Невольно вспомнилась мать. Пургин послушал себя, помял пальцами горло, проверяя, а не дрогнет ли что в нем: воспоминание о матери в Пургине ничего не вызвало, даже слабой тоски, в нем возникла досада – быть такого не может!.. – но, оказывается, может, и он усмехнулся, взлетая над самим собой в горную высь, наблюдая оттуда, с далекой небесной верхотуры, за городком, толкотней людей и маленьким, схожим с мышонком человечком, бесцельно бредущим по переулку с котомкой, переброшенной через плечо…
Исполнительный Георгиев, наводя уныние в действующих частях, регулярно посылал сообщения из театра военных действий, мотался с одного места на другое, изрядно порастряс свой рюкзак – слишком много понабил он в него лишнего, – повыкидывал фамильные железные ложки и теплые байковые портянки, оставив только самое необходимое, брал интервью у командиров и бойцов, и у самого комбрига Берзарина и, пристроившись к тылам 4‑й стрелковой дивизии, участвовал в знаменитом бою под сопкой Заозерной, уродливым каменистым пупом вставшей над задымленными долинами. Весельчаку повезло – он даже познакомился с командиром роты Левченко, который трижды водил бойцов в атаку, каждый раз срывался и, в конце концов, вскарабкался на вершину с пробитым пулями флагом…
От Пургина же не было ни слуху ни духу.
– Жив ли он, наш курилка? – спрашивал Данилевский у главного редактора и молча запускал пальцы под стекла очков: когда он вспоминал Пургина, что-то мешало ему смотреть, перед глазами возникали радужные разводы – Данилевский переживал за своего сотрудника. – Может, позвонить по телефону, который я записал?

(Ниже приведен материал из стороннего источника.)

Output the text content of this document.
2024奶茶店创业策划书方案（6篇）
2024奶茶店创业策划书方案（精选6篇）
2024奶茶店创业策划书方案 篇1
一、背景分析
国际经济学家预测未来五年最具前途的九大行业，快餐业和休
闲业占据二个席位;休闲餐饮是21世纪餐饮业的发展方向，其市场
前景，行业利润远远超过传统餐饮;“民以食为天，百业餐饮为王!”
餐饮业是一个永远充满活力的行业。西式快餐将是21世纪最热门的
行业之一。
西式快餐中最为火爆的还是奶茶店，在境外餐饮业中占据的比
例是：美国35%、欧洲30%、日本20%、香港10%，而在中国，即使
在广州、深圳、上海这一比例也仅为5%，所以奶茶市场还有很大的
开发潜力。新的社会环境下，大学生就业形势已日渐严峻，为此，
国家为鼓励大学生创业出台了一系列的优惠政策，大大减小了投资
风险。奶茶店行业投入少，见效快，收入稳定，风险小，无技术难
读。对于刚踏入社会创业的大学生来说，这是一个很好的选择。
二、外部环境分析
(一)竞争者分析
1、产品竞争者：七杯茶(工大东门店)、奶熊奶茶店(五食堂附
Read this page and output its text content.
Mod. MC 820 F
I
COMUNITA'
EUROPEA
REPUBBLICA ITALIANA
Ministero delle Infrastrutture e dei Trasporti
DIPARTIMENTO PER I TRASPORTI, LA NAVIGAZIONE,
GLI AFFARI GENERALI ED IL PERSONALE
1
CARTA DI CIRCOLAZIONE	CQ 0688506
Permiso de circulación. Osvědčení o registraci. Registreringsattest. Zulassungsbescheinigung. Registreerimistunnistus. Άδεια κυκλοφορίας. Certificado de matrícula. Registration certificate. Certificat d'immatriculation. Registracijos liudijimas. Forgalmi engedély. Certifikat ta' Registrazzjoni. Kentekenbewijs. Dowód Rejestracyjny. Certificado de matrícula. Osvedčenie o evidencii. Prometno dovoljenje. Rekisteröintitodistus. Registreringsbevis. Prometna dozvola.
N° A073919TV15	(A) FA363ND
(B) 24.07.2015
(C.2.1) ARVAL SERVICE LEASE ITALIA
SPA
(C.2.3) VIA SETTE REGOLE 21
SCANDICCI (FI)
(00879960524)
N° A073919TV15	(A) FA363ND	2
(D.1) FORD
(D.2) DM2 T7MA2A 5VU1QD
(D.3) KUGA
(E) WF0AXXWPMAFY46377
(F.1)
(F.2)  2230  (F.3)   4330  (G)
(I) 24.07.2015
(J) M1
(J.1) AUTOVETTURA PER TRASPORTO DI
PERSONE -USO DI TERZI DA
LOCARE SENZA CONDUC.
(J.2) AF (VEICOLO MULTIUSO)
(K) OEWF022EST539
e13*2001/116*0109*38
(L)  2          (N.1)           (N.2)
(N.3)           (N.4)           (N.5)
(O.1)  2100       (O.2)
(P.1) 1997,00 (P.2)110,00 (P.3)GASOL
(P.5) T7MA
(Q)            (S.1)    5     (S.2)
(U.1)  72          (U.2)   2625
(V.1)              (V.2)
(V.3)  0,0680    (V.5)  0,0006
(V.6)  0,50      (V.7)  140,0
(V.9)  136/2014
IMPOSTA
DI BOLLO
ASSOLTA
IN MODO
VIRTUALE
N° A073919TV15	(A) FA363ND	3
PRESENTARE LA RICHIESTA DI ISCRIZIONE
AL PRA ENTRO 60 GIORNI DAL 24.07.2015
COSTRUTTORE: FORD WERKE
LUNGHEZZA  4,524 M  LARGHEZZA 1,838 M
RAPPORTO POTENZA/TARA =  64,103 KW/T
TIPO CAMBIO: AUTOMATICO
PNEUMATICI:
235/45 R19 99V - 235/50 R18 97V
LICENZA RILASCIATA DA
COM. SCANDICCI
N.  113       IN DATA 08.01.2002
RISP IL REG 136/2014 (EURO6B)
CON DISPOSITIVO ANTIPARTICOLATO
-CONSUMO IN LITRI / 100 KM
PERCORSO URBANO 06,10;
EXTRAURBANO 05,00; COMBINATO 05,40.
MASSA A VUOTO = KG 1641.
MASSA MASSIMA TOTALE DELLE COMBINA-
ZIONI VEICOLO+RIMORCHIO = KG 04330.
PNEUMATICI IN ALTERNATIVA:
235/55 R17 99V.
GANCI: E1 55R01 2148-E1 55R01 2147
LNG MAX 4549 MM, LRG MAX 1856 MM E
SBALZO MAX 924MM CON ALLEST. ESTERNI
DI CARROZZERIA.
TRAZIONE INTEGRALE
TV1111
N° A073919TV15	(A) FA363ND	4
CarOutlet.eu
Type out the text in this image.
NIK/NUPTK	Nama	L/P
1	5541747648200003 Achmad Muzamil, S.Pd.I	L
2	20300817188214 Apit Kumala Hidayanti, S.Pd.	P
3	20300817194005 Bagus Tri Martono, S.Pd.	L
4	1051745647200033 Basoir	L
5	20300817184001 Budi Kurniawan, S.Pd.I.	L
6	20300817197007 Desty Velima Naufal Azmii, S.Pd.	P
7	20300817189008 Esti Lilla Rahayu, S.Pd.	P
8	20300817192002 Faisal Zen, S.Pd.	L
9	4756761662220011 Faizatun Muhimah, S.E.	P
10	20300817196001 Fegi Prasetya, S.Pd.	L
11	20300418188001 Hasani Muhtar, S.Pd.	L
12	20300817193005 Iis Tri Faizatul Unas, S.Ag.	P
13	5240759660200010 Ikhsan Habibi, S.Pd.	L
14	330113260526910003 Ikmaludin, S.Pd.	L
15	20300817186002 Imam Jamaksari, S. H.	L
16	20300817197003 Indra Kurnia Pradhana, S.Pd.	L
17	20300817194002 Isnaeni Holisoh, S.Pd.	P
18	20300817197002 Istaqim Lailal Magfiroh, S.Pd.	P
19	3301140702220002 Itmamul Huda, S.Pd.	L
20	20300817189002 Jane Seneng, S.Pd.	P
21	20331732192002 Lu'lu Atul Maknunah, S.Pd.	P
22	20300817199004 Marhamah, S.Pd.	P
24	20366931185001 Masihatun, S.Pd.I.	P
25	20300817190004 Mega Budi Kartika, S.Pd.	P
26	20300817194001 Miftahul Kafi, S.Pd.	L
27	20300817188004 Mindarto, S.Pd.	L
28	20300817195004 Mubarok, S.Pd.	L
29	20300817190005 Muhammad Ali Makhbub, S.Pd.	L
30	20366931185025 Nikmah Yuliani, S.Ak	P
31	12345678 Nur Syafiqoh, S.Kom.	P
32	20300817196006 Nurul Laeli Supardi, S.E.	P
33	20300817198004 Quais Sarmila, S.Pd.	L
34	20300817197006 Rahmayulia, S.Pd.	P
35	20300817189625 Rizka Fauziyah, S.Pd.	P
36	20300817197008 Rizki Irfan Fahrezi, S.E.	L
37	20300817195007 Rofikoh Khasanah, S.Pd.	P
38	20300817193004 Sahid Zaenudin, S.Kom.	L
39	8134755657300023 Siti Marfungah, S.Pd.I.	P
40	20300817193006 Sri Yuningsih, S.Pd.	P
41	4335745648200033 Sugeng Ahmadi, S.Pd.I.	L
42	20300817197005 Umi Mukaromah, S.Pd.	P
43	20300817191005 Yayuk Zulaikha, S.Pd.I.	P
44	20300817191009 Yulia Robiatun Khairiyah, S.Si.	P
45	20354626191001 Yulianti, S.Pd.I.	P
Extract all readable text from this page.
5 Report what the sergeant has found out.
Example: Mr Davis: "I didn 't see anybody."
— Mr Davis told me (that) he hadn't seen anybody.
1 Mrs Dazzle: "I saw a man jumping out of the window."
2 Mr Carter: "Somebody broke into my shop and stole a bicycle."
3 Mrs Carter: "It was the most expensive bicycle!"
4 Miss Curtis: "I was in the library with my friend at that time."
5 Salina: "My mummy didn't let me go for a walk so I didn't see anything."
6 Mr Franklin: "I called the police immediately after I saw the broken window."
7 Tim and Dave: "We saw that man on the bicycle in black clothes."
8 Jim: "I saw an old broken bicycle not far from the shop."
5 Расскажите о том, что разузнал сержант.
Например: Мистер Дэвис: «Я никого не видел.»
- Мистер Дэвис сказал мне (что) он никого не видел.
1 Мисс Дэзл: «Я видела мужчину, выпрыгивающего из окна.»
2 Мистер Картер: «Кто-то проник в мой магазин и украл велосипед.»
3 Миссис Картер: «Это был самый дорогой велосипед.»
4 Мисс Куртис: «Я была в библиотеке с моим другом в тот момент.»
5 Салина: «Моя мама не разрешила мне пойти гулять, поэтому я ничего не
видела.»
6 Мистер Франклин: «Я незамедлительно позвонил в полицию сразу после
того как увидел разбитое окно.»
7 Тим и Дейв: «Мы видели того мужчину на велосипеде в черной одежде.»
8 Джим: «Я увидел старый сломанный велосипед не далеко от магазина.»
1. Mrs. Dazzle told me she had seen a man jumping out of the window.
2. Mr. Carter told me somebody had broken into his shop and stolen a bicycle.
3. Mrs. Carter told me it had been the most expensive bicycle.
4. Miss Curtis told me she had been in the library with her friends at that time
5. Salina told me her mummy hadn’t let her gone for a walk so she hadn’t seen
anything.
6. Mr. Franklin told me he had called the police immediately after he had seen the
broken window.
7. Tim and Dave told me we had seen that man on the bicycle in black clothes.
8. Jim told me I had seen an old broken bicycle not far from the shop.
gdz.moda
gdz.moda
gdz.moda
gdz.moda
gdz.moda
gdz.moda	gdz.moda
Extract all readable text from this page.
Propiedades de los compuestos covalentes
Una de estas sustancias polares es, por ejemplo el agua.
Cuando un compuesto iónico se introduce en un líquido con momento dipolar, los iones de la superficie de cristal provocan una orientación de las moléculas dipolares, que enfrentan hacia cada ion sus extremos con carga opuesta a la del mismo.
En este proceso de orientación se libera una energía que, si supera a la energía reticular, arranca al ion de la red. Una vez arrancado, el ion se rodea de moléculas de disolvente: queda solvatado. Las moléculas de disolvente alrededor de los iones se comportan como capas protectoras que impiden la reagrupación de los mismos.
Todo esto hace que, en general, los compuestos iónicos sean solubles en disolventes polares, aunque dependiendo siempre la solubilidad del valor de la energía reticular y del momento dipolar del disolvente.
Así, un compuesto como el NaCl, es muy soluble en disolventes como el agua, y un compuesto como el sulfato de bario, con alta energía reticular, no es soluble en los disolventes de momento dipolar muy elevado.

– Не торопись, – останавливал Данилевского главный, – не суйся поперек батьки в пекло, не привлекай к себе лишний раз внимание. Если надо, они сами позвонят, – главный специально выделил слово «они», проведя черту между редакцией и ведомством комиссара Емельянова, подвинул к себе снимок Заозерной – огромной, темной, пустой, с развевающимся над камнями флагом, высоты, посмотрел на нее, – хотя, кто знает, может, ты, Федор, и лишился своего любимого сотрудника. Вполне возможно…
– Не совсем любимого, – пробурчал Данилевский, – но все же… А потом, сам знаешь, кадры решают все.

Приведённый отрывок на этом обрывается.